Queen’s sexual assault policy has a long way to go

The document’s creation is a good step, but lacks practical details

Queen’s new policy on sexual assault is in need of further clarification regarding its implementation, Emily Wong argues.
Queen’s new policy on sexual assault is in need of further clarification regarding its implementation, Emily Wong argues.

Queen’s initial sexual violence policy leaves much to be desired.

On March 4, the Board of Trustees finally approved a university-wide policy on sexual violence, with the acknowledgement that further revisions may be required. It’s a good thing they admitted it’s a work in progress, because the current policy isn’t substantive. 

The policy promises many supports and resources for survivors and the community, but Queen’s hasn’t communicated any timeline or action plan for how and when these will be implemented.

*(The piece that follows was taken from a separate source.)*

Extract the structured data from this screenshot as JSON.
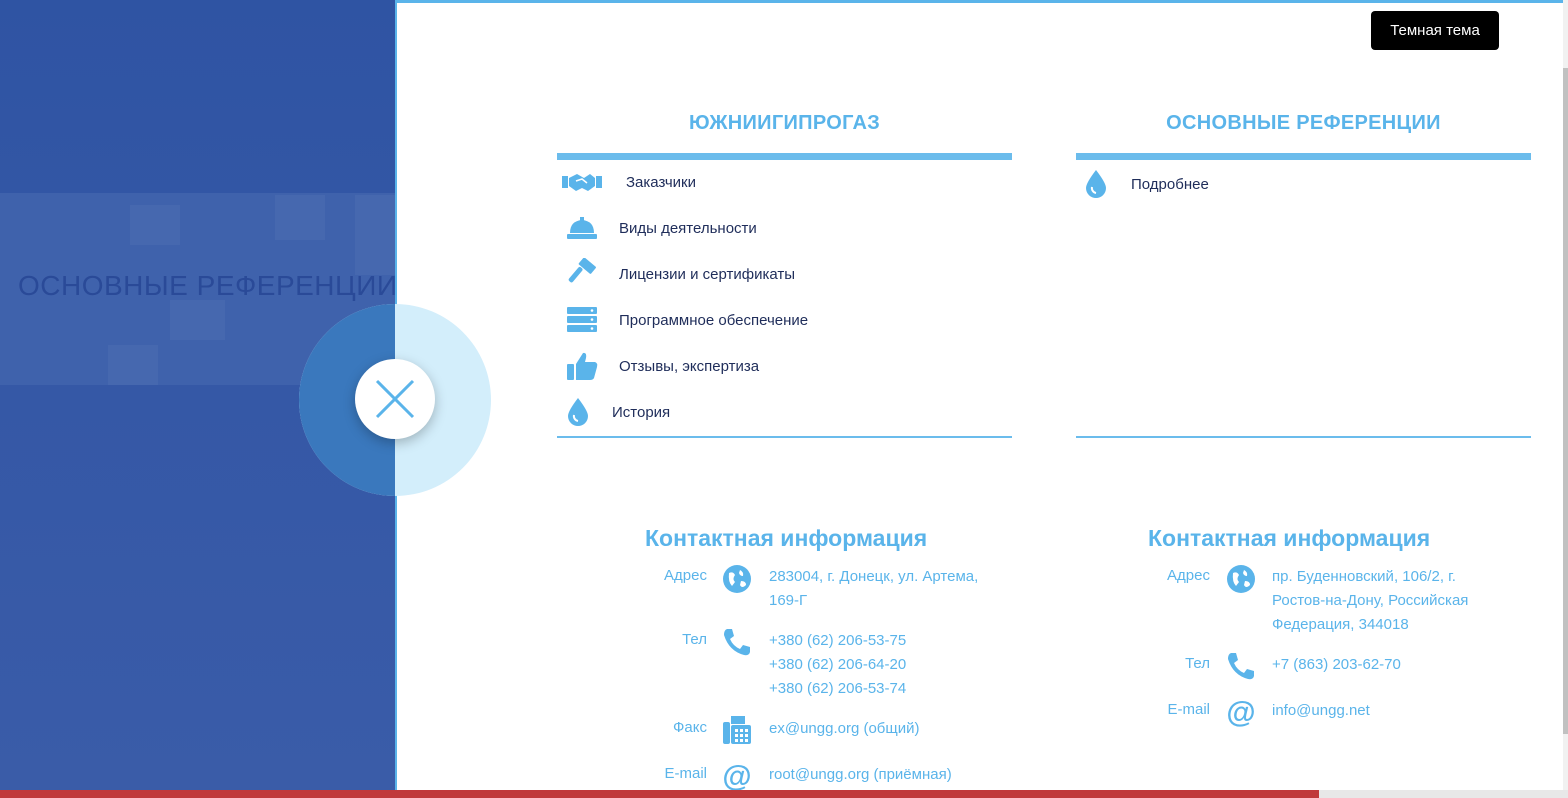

Instead, all these outcomes are left to the yet-to-be-hired Coordinator of the Office of Sexual Violence Education and Support.  

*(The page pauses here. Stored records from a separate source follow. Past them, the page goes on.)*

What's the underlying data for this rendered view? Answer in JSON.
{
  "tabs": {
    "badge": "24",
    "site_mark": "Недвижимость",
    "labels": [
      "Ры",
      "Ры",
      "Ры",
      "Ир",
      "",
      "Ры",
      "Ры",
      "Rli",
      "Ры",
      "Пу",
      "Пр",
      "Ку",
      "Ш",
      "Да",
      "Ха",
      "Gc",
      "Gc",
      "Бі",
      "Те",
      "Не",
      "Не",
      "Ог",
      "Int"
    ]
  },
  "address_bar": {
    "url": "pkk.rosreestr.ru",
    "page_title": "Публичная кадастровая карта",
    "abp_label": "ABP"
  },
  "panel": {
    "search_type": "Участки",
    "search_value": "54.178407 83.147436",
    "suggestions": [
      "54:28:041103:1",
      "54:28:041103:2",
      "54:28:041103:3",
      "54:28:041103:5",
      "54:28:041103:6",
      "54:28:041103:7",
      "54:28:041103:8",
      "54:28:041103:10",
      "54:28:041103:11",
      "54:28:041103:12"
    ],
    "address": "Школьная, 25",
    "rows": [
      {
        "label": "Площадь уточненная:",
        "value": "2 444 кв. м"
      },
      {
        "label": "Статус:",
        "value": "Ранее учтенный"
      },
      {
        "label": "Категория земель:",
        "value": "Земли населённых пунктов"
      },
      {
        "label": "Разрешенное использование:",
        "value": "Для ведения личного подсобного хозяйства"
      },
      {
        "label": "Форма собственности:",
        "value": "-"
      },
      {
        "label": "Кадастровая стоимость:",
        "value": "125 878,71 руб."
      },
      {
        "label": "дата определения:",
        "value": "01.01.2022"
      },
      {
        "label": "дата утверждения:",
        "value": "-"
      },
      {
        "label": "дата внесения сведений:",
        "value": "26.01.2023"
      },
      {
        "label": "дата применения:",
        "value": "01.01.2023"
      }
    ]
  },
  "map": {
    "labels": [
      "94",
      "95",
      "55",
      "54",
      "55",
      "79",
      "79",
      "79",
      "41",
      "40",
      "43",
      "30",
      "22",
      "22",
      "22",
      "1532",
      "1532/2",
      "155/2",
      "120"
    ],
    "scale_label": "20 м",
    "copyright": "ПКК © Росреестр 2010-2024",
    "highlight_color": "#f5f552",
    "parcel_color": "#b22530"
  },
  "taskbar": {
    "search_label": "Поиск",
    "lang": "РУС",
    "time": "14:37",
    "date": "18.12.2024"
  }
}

The policy establishes various duties for the Office of Sexual Violence Education and Support — supporting survivors (which includes providing counselling), maintaining statistics, handling criminal and non-criminal reports, academic accommodations and coordinating education and training. But beyond hiring a lone coordinator, the University hasn’t promised any other resources for this office. That’s a lot to ask one person. 

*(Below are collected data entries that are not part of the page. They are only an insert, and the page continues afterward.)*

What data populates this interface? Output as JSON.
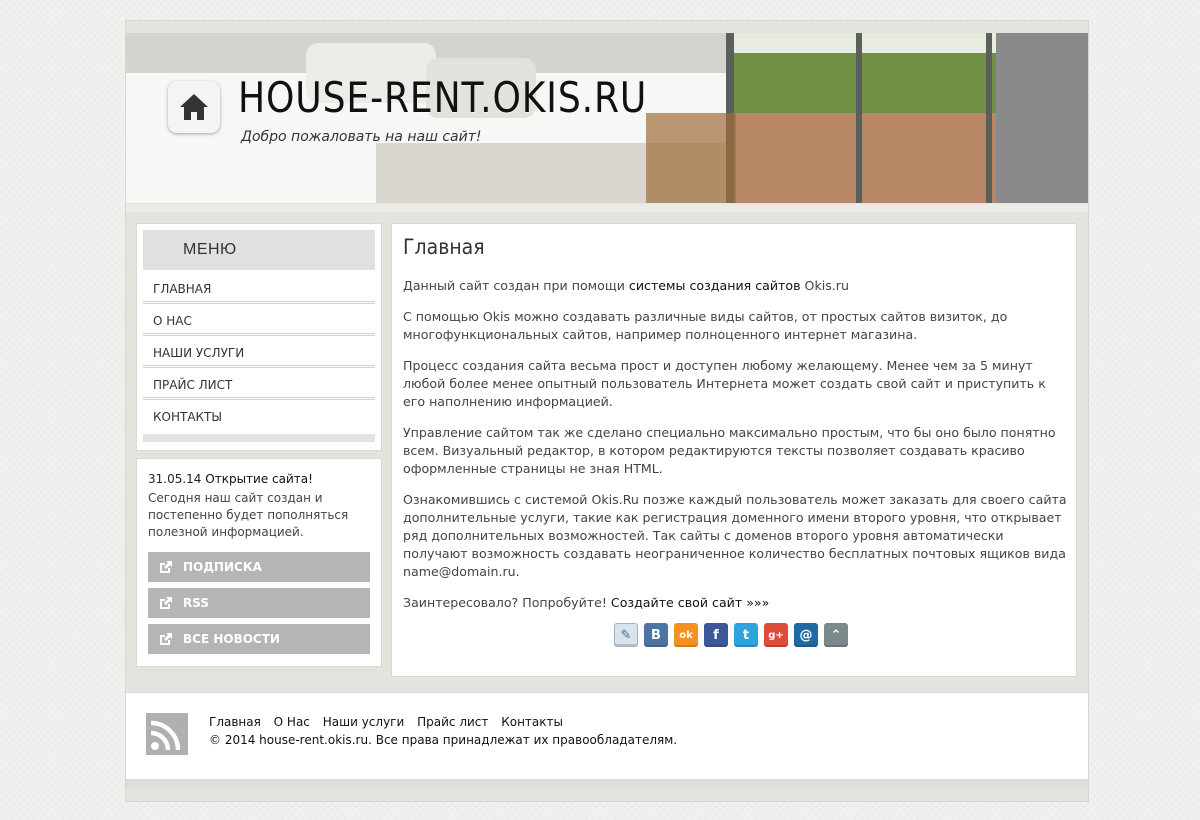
{
  "header": {
    "site_title": "HOUSE-RENT.OKIS.RU",
    "slogan": "Добро пожаловать на наш сайт!",
    "logo_icon": "home-icon"
  },
  "sidebar": {
    "menu_title": "МЕНЮ",
    "items": [
      {
        "label": "ГЛАВНАЯ"
      },
      {
        "label": "О НАС"
      },
      {
        "label": "НАШИ УСЛУГИ"
      },
      {
        "label": "ПРАЙС ЛИСТ"
      },
      {
        "label": "КОНТАКТЫ"
      }
    ]
  },
  "news": {
    "date": "31.05.14",
    "title": "Открытие сайта!",
    "text": "Сегодня наш сайт создан и постепенно будет пополняться полезной информацией.",
    "buttons": [
      {
        "label": "ПОДПИСКА"
      },
      {
        "label": "RSS"
      },
      {
        "label": "ВСЕ НОВОСТИ"
      }
    ]
  },
  "main": {
    "heading": "Главная",
    "p1_prefix": "Данный сайт создан при помощи ",
    "p1_link": "системы создания сайтов",
    "p1_suffix": " Okis.ru",
    "p2": "С помощью Okis можно создавать различные виды сайтов, от простых сайтов визиток, до многофункциональных сайтов, например полноценного интернет магазина.",
    "p3": "Процесс создания сайта весьма прост и доступен любому желающему. Менее чем за 5 минут любой более менее опытный пользователь Интернета может создать свой сайт и приступить к его наполнению информацией.",
    "p4": "Управление сайтом так же сделано специально максимально простым, что бы оно было понятно всем. Визуальный редактор, в котором редактируются тексты позволяет создавать красиво оформленные страницы не зная HTML.",
    "p5": "Ознакомившись с системой Okis.Ru позже каждый пользователь может заказать для своего сайта дополнительные услуги, такие как регистрация доменного имени второго уровня, что открывает ряд дополнительных возможностей. Так сайты с доменов второго уровня автоматически получают возможность создавать неограниченное количество бесплатных почтовых ящиков вида name@domain.ru.",
    "p6_prefix": "Заинтересовало? Попробуйте! ",
    "p6_link": "Создайте свой сайт »»»",
    "share": [
      {
        "name": "livejournal-icon",
        "glyph": "✎",
        "color": "#d9e3ec"
      },
      {
        "name": "vkontakte-icon",
        "glyph": "B",
        "color": "#4c75a3"
      },
      {
        "name": "odnoklassniki-icon",
        "glyph": "ok",
        "color": "#f59022"
      },
      {
        "name": "facebook-icon",
        "glyph": "f",
        "color": "#3b5998"
      },
      {
        "name": "twitter-icon",
        "glyph": "t",
        "color": "#2fa3de"
      },
      {
        "name": "googleplus-icon",
        "glyph": "g+",
        "color": "#dd4b39"
      },
      {
        "name": "mailru-icon",
        "glyph": "@",
        "color": "#1f6aa5"
      },
      {
        "name": "more-icon",
        "glyph": "⌃",
        "color": "#7a8a8a"
      }
    ]
  },
  "footer": {
    "links": [
      "Главная",
      "О Нас",
      "Наши услуги",
      "Прайс лист",
      "Контакты"
    ],
    "copyright": "© 2014 house-rent.okis.ru. Все права принадлежат их правообладателям."
  }
}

Instead of simply stating that the University is committed to addressing sexual violence, the policy needs to back this commitment up by allocating definite resources. For example, it says that survivors will be offered support and resources, without mentioning what exactly this looks like or where it will come from. It seems this means that survivors will be relegated to Student Wellness Services, which is already notorious for stretched resources, long wait times and mediocre customer service. This isn’t acceptable. 

The policy needs detailed frameworks for accommodations and support that are specific to the issue of sexual violence. 

Another large hole in the policy is the forgotten mention of how sexual violence is an experience affected by factors including gender, racialization, sexual orientation and disability. Queen’s own Sexual Assault Prevention and Response Working Group (SAPRWG) report released in April 2015 noted that these “distinct needs” based on identity need to be taken into account, so why was this left out of the policy passed by the Board of Trustees? 

There’s no reason to exclude similar acknowledgements in Queen’s policy. This isn’t just a tokenistic gesture. Identity impacts the frequency and experience of sexual violence and an effective approach to preventing and responding to sexual violence takes it into consideration. 

As far as talk of prevention goes, the policy places an overwhelming emphasis on promoting a “culture of consent.” Consent is an important part of sexual violence education. However, making it the focus is an inadequate approach, as sexual violence doesn’t only occur in the context of sex. Sexual violence includes street harassment or someone dismissing the experience of survivors, situations which are not uncommon at Queen’s.  

Creating a positive learning environment includes addressing the greater social environment. Education can’t focus solely on consent, but must also broaden its scope to empower students to challenge everyday rape culture and intervene as bystanders.

Even though there’s plenty of room for improvement, a policy alone will not solve the issue of sexual violence. It’s absolutely critical that both the University and students continue to work in partnership to develop not simply a better policy, but a comprehensive prevention plan and response to sexual violence.

Students play a role in developing an effective response to sexual violence. Throughout the process of implementation, it’s imperative that the University continue to seek student feedback on an ongoing basis, not only whenever it’s mandated by the province. Effective student consultation doesn’t involve merely the student representatives from the AMS and SGPS who already sit on the SAPRWG, but reaching out to student organizations and students at large as well.  

Many student initiatives around sexual assault and violence are largely focused on a peer audience — common events are speakers’ panels, movie screenings and whiteboard campaigns. As important as these events can be for visibility of the issue, we’re missing out on our potential to advocate towards the University Administration. 

If we want improved support services and relevant education, students need to engage with key advocates. Reach out to the AMS Executive and Social Issues Commissioner and demand that this be a lobbying priority. Ask for regular evidence of progress to hold the AMS and the administration accountable. We have to be vocal about the needs and interests of students in order to back up the advocacy that’s already taking place. 

The approval of this particular piece of policy is only a baby step towards the ultimate goal of preventing and responding to sexual violence at Queen’s. It’s good to see that Queen’s has taken initiative and released a policy ahead of the January 2017 deadline mandated by the Ontario government for universities to have standalone policies on sexual assault. 

That being said, it’s vital that we don’t rest on our laurels at this point. Timely and effective implementation of the policy is the next step, as well as continuing to identify areas for improvement. 

If Queen’s can follow through on making improvements to its policy, successfully implement the promised education and training, and assure that the Office of Sexual Violence Education and Support is adequately resourced, we’ll be closer to our goal of eliminating sexual violence. 

Emily Wong was the AMS Social Issues Commissioner for the 2014-15 school year.